With the Sabres surging on the ice, GM Jarmo Kekalainen faces a high-stakes balancing act between rewarding success and preserving the team's hard-earned chemistry.

The Buffalo Sabres are rolling-and they just doubled down on their future.

In their first major move under new GM Jarmo Kekalainen, the Sabres locked up winger Josh Doan to a seven-year, $48.65 million extension, carrying a $6.95 million average annual value. It’s a bold commitment to a young forward who’s quickly become part of the club’s emerging core-and it signals that Buffalo isn’t just playing for now. They’re building something sustainable.

Let’s be clear: the Sabres are scorching hot. Heading into Saturday’s matinee against the Islanders, they were riding a 17-3-1 tear over their last 21 games-the best stretch in the NHL over that span.

And while Kekalainen hasn’t been in the GM chair long, he’s inherited a team that’s finally found its stride after years of frustration. That makes every decision from here on out a tightrope walk between keeping the current chemistry intact and planning for the long haul.

Josh Doan’s deal is a clear vote of confidence in the present and the future. But it also adds a layer of complexity to another big decision looming on the horizon: the contract status of Alex Tuch.

Tuch, a key piece of Buffalo’s top six and a fan favorite, is set to become an unrestricted free agent this summer. And while the Sabres would love to keep him in the fold, there’s a financial puzzle to solve. According to reports, Buffalo isn’t eager to go north of $10 million annually on an extension-understandable, considering other cap commitments are coming.

Here’s the math: Doan, Zach Benson, and Michael Kesselring are all RFAs at season’s end. Add in the rising cost of Jeff Skinner’s buyout, which jumps to $6.44 million next year, and the Sabres are staring at a cap sheet that’s going to need some serious maneuvering. That’s why some insiders believe the team may delay talks with Benson and Kesselring until the offseason, freeing up time and space to focus on Tuch.

But there’s a catch. Tuch’s camp reportedly isn’t budging from their ask-more than $10 million per year on an eight-year deal, similar to the one L.A.'s Adrian Kempe signed earlier this season. That leaves Buffalo with a tough call: meet the price, trade him before the deadline, or let him walk in July for nothing.

That last option doesn’t exactly align with what Kekalainen said during his introductory press conference in December. At the time, he emphasized that he wouldn’t make short-sighted moves just to end the franchise’s 14-year playoff drought. But now that the postseason is within reach-and the Sabres look like a legitimate threat-his calculus may be shifting.

This is the kind of situation that tests a general manager’s philosophy. Do you hold onto a core player like Tuch as your own rental, hoping he helps fuel a deep playoff run, even if there’s a chance he walks? Or do you try to recoup value now, risking a disruption to the team’s momentum?

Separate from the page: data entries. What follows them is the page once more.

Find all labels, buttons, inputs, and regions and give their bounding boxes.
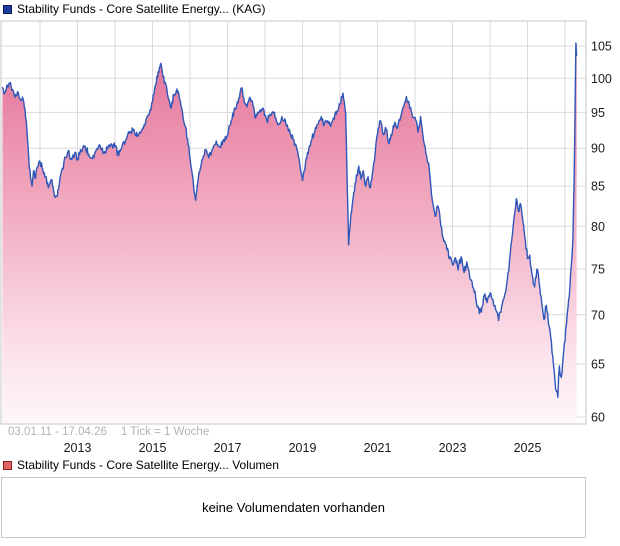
volume-series-marker-icon	[3, 460, 12, 470]
x-tick-label: 2019	[289, 441, 317, 455]
y-tick-label: 95	[591, 106, 605, 120]
y-tick-label: 65	[591, 358, 605, 372]
y-tick-label: 90	[591, 142, 605, 156]
price-series-legend[interactable]: Stability Funds - Core Satellite Energy.…	[3, 3, 266, 15]
watermark-date-range: 03.01.11 - 17.04.26	[8, 426, 107, 438]
y-tick-label: 85	[591, 180, 605, 194]
y-tick-label: 105	[591, 40, 612, 54]
watermark-tick-info: 1 Tick = 1 Woche	[120, 426, 210, 438]
x-tick-label: 2021	[364, 441, 392, 455]
price-area-fill	[2, 42, 577, 425]
y-tick-label: 80	[591, 220, 605, 234]
x-tick-label: 2023	[439, 441, 467, 455]
y-tick-label: 70	[591, 308, 605, 322]
plot-border	[0, 20, 587, 425]
no-volume-data-message: keine Volumendaten vorhanden	[202, 500, 385, 515]
y-tick-label: 75	[591, 263, 605, 277]
chart-title: Stability Funds - Core Satellite Energy.…	[17, 2, 266, 16]
x-tick-label: 2015	[139, 441, 167, 455]
volume-series-legend[interactable]: Stability Funds - Core Satellite Energy.…	[3, 459, 279, 471]
volume-legend-label: Stability Funds - Core Satellite Energy.…	[17, 458, 279, 472]
price-series-marker-icon	[3, 4, 12, 14]
y-tick-label: 60	[591, 411, 605, 425]
chart-watermark: 03.01.11 - 17.04.26 1 Tick = 1 Woche	[8, 426, 209, 438]
x-tick-label: 2017	[214, 441, 242, 455]
x-tick-label: 2013	[64, 441, 92, 455]
price-line	[1, 42, 578, 399]
volume-panel: keine Volumendaten vorhanden	[1, 477, 586, 538]
y-tick-label: 100	[591, 72, 612, 86]
x-tick-label: 2025	[514, 441, 542, 455]
price-chart[interactable]: 60 65 70 75 80 85 90 95 100 105 2013 2015 2017 2019 20…	[0, 0, 620, 455]
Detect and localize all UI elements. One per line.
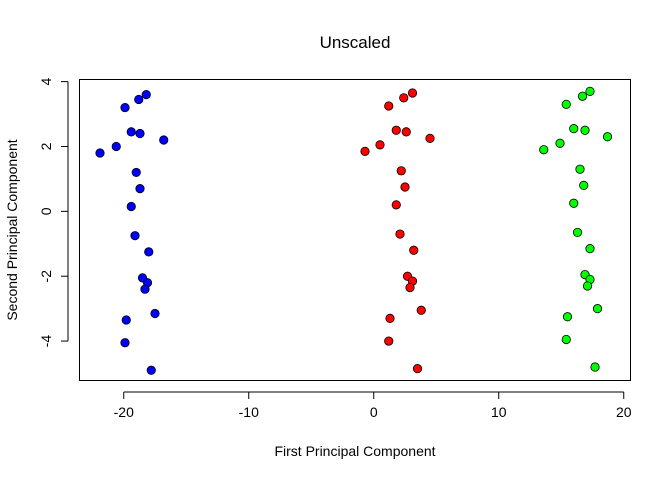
data-point-series-3	[579, 180, 589, 191]
data-point-series-2	[375, 140, 385, 150]
y-tick-label: 0	[38, 207, 54, 215]
data-point-series-3	[539, 145, 549, 155]
data-point-series-1	[126, 127, 136, 137]
data-point-series-1	[150, 308, 160, 319]
data-point-series-1	[135, 184, 145, 194]
data-point-series-2	[401, 127, 411, 137]
data-point-series-2	[396, 166, 406, 176]
data-point-series-1	[135, 128, 145, 139]
data-point-series-1	[146, 365, 156, 375]
data-point-series-3	[592, 304, 603, 314]
data-point-series-1	[126, 201, 136, 212]
y-axis-label: Second Principal Component	[4, 139, 20, 320]
data-point-series-3	[569, 124, 579, 134]
y-tick-label: 4	[38, 78, 54, 86]
data-point-series-1	[159, 135, 169, 145]
x-axis: -20 -10 0 10 20	[114, 391, 632, 420]
data-point-series-3	[590, 362, 600, 372]
data-point-series-2	[407, 88, 418, 98]
data-point-series-3	[582, 281, 593, 291]
data-point-series-2	[391, 200, 401, 210]
y-tick-label: -4	[38, 335, 54, 348]
x-axis-label: First Principal Component	[274, 443, 435, 459]
data-point-series-1	[95, 148, 105, 158]
data-point-series-3	[569, 198, 579, 208]
data-point-series-1	[140, 284, 150, 294]
data-point-series-3	[572, 227, 583, 238]
data-point-series-2	[395, 229, 405, 239]
x-tick-label: 10	[491, 404, 507, 420]
data-point-series-1	[130, 231, 140, 241]
data-point-series-2	[409, 245, 419, 255]
data-point-series-3	[562, 312, 573, 322]
data-point-series-2	[384, 101, 394, 111]
data-point-series-3	[585, 86, 595, 96]
data-point-series-2	[412, 364, 423, 374]
data-point-series-1	[141, 89, 151, 100]
data-point-series-3	[585, 244, 595, 254]
y-axis: -4 -2 0 2 4	[38, 78, 69, 348]
data-point-series-3	[555, 138, 565, 148]
x-tick-label: -10	[239, 404, 259, 420]
data-point-series-2	[400, 182, 410, 192]
data-point-series-2	[385, 313, 395, 323]
data-point-series-3	[575, 164, 585, 174]
data-point-series-2	[405, 282, 415, 293]
plot-frame	[79, 79, 631, 381]
data-point-series-2	[384, 336, 394, 346]
data-point-series-1	[121, 315, 131, 325]
x-tick-label: 20	[616, 404, 632, 420]
data-points	[95, 86, 613, 375]
data-point-series-1	[120, 102, 130, 113]
data-point-series-1	[120, 338, 130, 348]
data-point-series-2	[399, 93, 409, 103]
y-tick-label: -2	[38, 270, 54, 283]
data-point-series-1	[144, 247, 154, 257]
data-point-series-3	[580, 125, 590, 135]
data-point-series-3	[602, 132, 613, 142]
data-point-series-2	[425, 133, 435, 143]
data-point-series-3	[577, 91, 588, 101]
data-point-series-3	[561, 99, 571, 109]
data-point-series-3	[561, 334, 571, 345]
x-tick-label: -20	[114, 404, 134, 420]
data-point-series-2	[416, 305, 426, 315]
x-tick-label: 0	[370, 404, 378, 420]
data-point-series-1	[134, 94, 144, 105]
data-point-series-1	[111, 141, 121, 152]
data-point-series-2	[360, 146, 370, 156]
chart-title: Unscaled	[320, 33, 391, 52]
y-tick-label: 2	[38, 142, 54, 150]
data-point-series-2	[391, 125, 401, 135]
data-point-series-1	[131, 167, 141, 178]
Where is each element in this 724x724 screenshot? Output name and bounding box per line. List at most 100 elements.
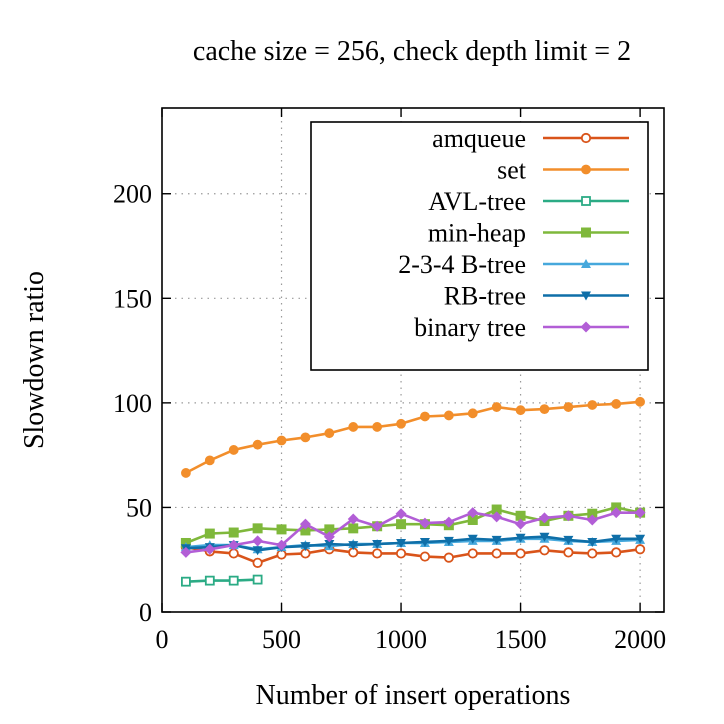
legend-item: binary tree bbox=[414, 313, 629, 342]
data-point bbox=[228, 527, 239, 538]
data-point bbox=[348, 422, 359, 432]
x-tick-label: 1500 bbox=[495, 625, 547, 654]
data-point bbox=[371, 520, 383, 532]
data-point bbox=[396, 519, 407, 530]
series-group bbox=[180, 396, 646, 587]
data-point bbox=[443, 536, 454, 546]
series-amqueue bbox=[180, 542, 646, 568]
legend-box bbox=[310, 121, 649, 371]
data-point bbox=[204, 575, 215, 586]
data-point bbox=[563, 402, 574, 412]
series-line bbox=[185, 535, 641, 552]
legend-marker bbox=[581, 196, 591, 206]
data-point bbox=[562, 510, 574, 522]
data-point bbox=[372, 540, 383, 550]
data-point bbox=[419, 517, 431, 529]
data-point bbox=[587, 548, 598, 559]
data-point bbox=[491, 548, 502, 559]
data-point bbox=[538, 512, 550, 524]
data-point bbox=[348, 541, 359, 551]
data-point bbox=[635, 534, 646, 544]
legend-label: set bbox=[497, 156, 527, 185]
data-point bbox=[276, 435, 287, 446]
data-point bbox=[252, 574, 263, 585]
series-line bbox=[185, 400, 641, 475]
data-point bbox=[180, 546, 192, 558]
data-point bbox=[228, 575, 239, 586]
legend-item: 2-3-4 B-tree bbox=[398, 250, 629, 279]
legend-item: amqueue bbox=[432, 124, 629, 153]
data-point bbox=[611, 399, 622, 409]
data-point bbox=[396, 418, 406, 429]
data-point bbox=[323, 531, 335, 543]
data-point bbox=[347, 513, 359, 525]
data-point bbox=[515, 518, 527, 530]
legend-label: 2-3-4 B-tree bbox=[398, 250, 526, 279]
data-point bbox=[204, 543, 216, 555]
data-point bbox=[419, 551, 431, 562]
data-point bbox=[563, 535, 574, 545]
chart-title: cache size = 256, check depth limit = 2 bbox=[193, 36, 631, 67]
x-tick-label: 1000 bbox=[375, 625, 427, 654]
data-point bbox=[515, 533, 526, 543]
data-point bbox=[634, 507, 646, 519]
legend-label: binary tree bbox=[414, 313, 526, 342]
x-tick-label: 500 bbox=[262, 625, 301, 654]
data-point bbox=[396, 538, 407, 548]
data-point bbox=[181, 576, 191, 587]
data-point bbox=[539, 545, 550, 556]
data-point bbox=[467, 534, 478, 544]
legend-marker bbox=[581, 291, 591, 301]
data-point bbox=[539, 532, 550, 542]
data-point bbox=[587, 537, 598, 547]
data-point bbox=[395, 548, 407, 559]
legend-label: RB-tree bbox=[444, 282, 526, 311]
data-point bbox=[252, 439, 263, 450]
legend-marker bbox=[581, 227, 591, 238]
series-binary-tree bbox=[180, 507, 646, 558]
series-line bbox=[185, 578, 258, 583]
data-point bbox=[252, 546, 263, 556]
data-point bbox=[324, 428, 335, 439]
data-point bbox=[515, 405, 526, 416]
data-point bbox=[467, 548, 478, 559]
data-point bbox=[515, 548, 526, 559]
series-avl-tree bbox=[181, 574, 263, 587]
data-point bbox=[420, 411, 430, 422]
data-point bbox=[586, 514, 598, 526]
data-point bbox=[181, 468, 191, 478]
legend-label: min-heap bbox=[428, 219, 526, 248]
y-tick-label: 150 bbox=[113, 284, 152, 313]
data-point bbox=[300, 542, 311, 552]
y-tick-label: 200 bbox=[113, 180, 152, 209]
series-set bbox=[181, 396, 645, 478]
data-point bbox=[300, 432, 311, 443]
data-point bbox=[611, 534, 622, 544]
axis-ticks: 0 500 1000 1500 2000 0 50 100 150 200 bbox=[113, 108, 666, 654]
y-tick-label: 50 bbox=[126, 493, 152, 522]
legend-marker bbox=[580, 321, 592, 333]
data-point bbox=[228, 445, 239, 455]
data-point bbox=[443, 552, 454, 563]
legend-item: min-heap bbox=[428, 219, 629, 248]
legend-label: amqueue bbox=[432, 124, 526, 153]
data-point bbox=[491, 535, 502, 545]
data-point bbox=[610, 507, 622, 519]
data-point bbox=[204, 528, 215, 539]
data-point bbox=[252, 557, 263, 568]
data-point bbox=[467, 408, 478, 419]
data-point bbox=[635, 396, 645, 407]
legend-marker bbox=[581, 164, 591, 175]
data-point bbox=[443, 516, 455, 528]
legend-marker bbox=[581, 259, 591, 268]
data-point bbox=[491, 402, 502, 412]
data-point bbox=[252, 535, 264, 547]
data-point bbox=[324, 540, 335, 550]
legend-label: AVL-tree bbox=[428, 187, 526, 216]
data-point bbox=[228, 539, 240, 551]
plot-frame bbox=[161, 107, 665, 613]
data-point bbox=[395, 508, 407, 520]
data-point bbox=[587, 400, 598, 410]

Kekalainen’s first big swing with the Doan deal shows he’s not afraid to commit to players he believes in. The next move-whatever it is-will tell us even more about how he plans to navigate this delicate balance between chasing wins now and securing Buffalo’s future.

The Sabres are back in the playoff conversation. The decisions they make over the next few weeks will determine whether they’re just visiting-or here to stay.